Unilever réalise plutôt une bonne affaire. Le montant de la transaction correspond en effet aux prévisions des analystes qui parlaient d'une opération pouvant rapporter entre 6,5 et 7,5 milliards, soit 10 fois les bénéfices de 2016 de la filiale.

Ventes en berne

L'activité est en perte de vitesse : les ventes ont reculé de 2 % au troisième trimestre. La baisse de la consommation du pain et « l'appétit croissant pour le beurre par rapport à la margarine entraînent un ralentissement structurel », indique Bloomberg. Mais les confortables marges de la division (autour de 20 %) ont malgré tout séduit le fonds d'investissement.

Cette transaction est l'une des conséquences de l'échec de la fusion avec le géant de l'agroalimentaire Kraft Heinz. En février, Unilever avait repoussé l'offre de rachat à 134 milliards d'euros  de son rival américain, la jugeant trop faible. La société considérait en plus que l'affaire ne présentait « aucun avantage, qu'il soit financier ou stratégique ».

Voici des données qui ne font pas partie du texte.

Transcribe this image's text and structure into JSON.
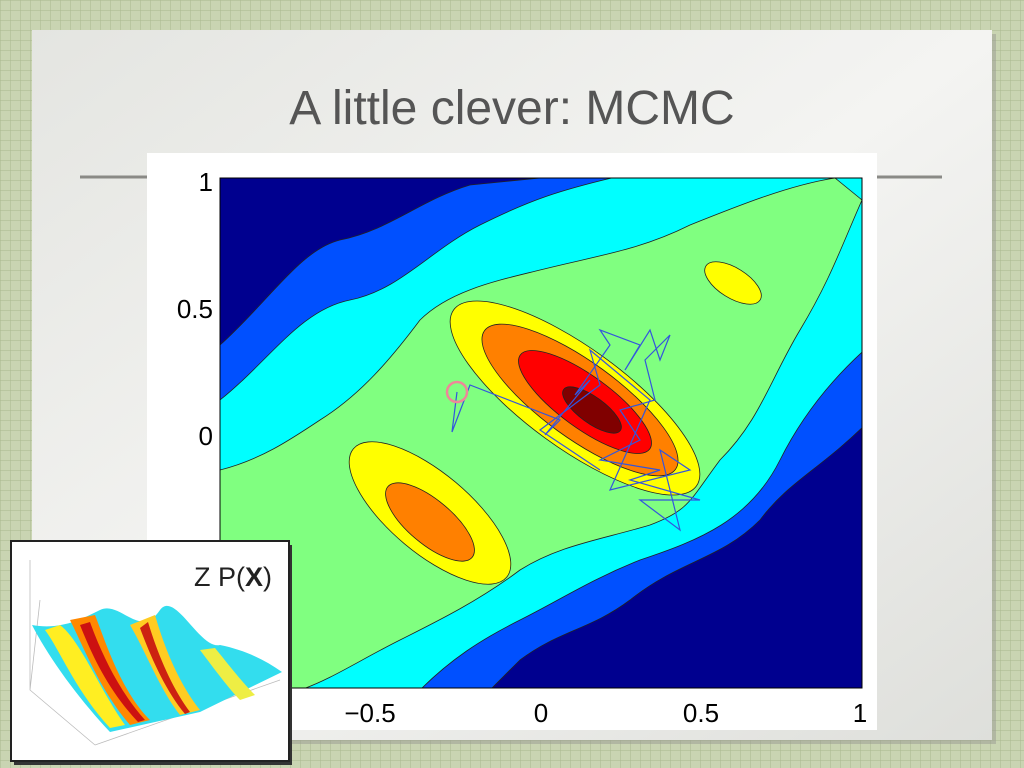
{
  "slide": {
    "title": "A little clever: MCMC"
  },
  "figure": {
    "x_tick_labels": [
      "−0.5",
      "0",
      "0.5",
      "1"
    ],
    "y_tick_labels": [
      "1",
      "0.5",
      "0"
    ]
  },
  "inset": {
    "label_prefix": "Z P(",
    "label_bold": "X",
    "label_suffix": ")"
  }
}
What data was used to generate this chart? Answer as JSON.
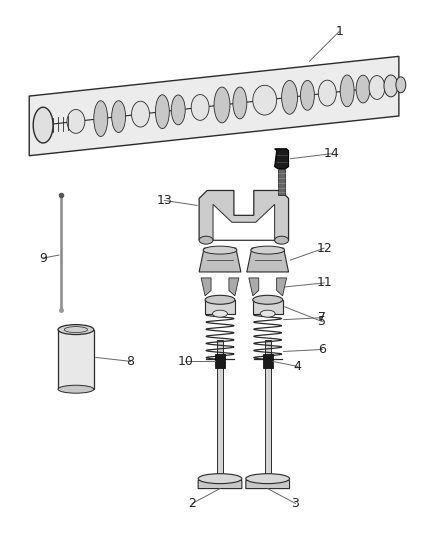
{
  "bg_color": "#ffffff",
  "line_color": "#2a2a2a",
  "label_color": "#444444",
  "figsize": [
    4.38,
    5.33
  ],
  "dpi": 100
}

Ainsi, ce qui pouvait être la troisième plus grosse opération de fusion-acquisition de l'histoire n'a pas eu lieu. Il s'en est suivi une profonde remise en question stratégique du groupe pour éviter d'être à nouveau la cible d'une offre de rachat.

La première usine du groupe

Parmi les décisions prises par Paul Polman, le directeur général d'Unilever, figurait notamment celle d'un recentrage sur les marques à croissance plus rapide à l'instar du thé et des condiments. La société projette aussi de regrouper ses branches « alimentation » et « rafraîchissements » dans une même division « plus mince et plus ciblée », basée aux Pays-Bas, avec l'objectif d'atteindre une marge opérationnelle 20 % en 2020, contre 16,4 % en 2016.

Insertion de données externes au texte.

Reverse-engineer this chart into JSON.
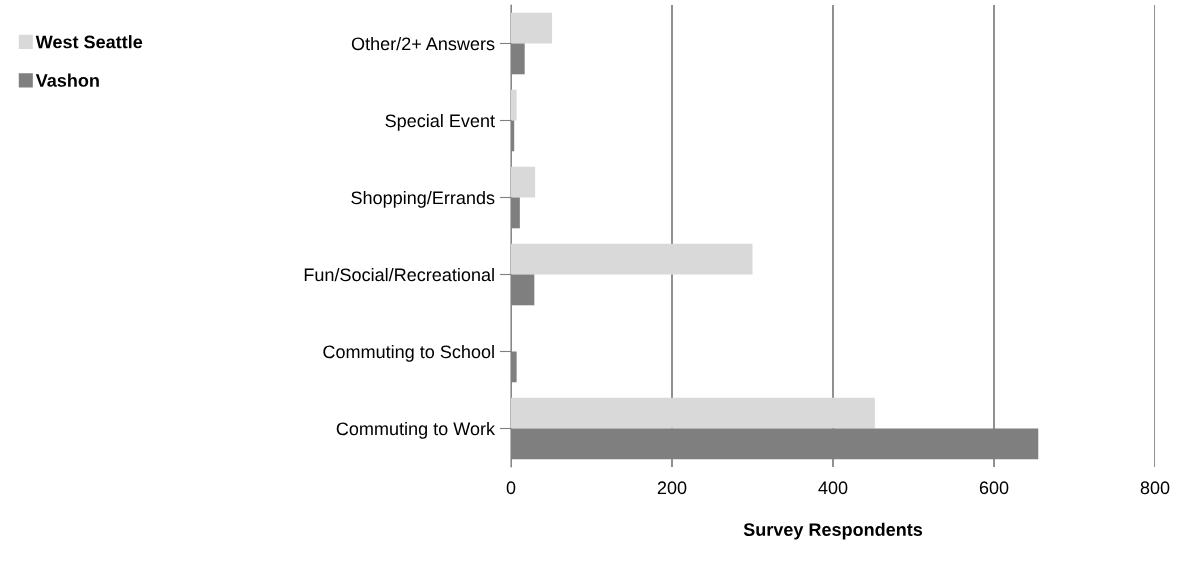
{
  "chart_data": {
    "type": "bar",
    "orientation": "horizontal",
    "xlabel": "Survey Respondents",
    "categories": [
      "Other/2+ Answers",
      "Special Event",
      "Shopping/Errands",
      "Fun/Social/Recreational",
      "Commuting to School",
      "Commuting to Work"
    ],
    "series": [
      {
        "name": "West Seattle",
        "color": "#d9d9d9",
        "values": [
          51,
          7,
          30,
          300,
          null,
          452
        ]
      },
      {
        "name": "Vashon",
        "color": "#7f7f7f",
        "values": [
          17,
          4,
          11,
          29,
          7,
          655
        ]
      }
    ],
    "xlim": [
      0,
      800
    ],
    "xticks": [
      0,
      200,
      400,
      600,
      800
    ],
    "grid": "x",
    "legend": "left"
  }
}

La vente de la division « margarines » pourrait être donc la première étape d'un long processus. Elle n'en demeure pas moins la plus symbolique. La première usine de margarine du monde a en effet été fondée en 1872, aux Pays-Bas. Elle a ensuite fusionné avec un concurrent en 1927 pour créer la société Magarine Unie. Son mariage, deux ans plus tard, avec le fabricant de savon britannique Lever créa le groupe Unilever.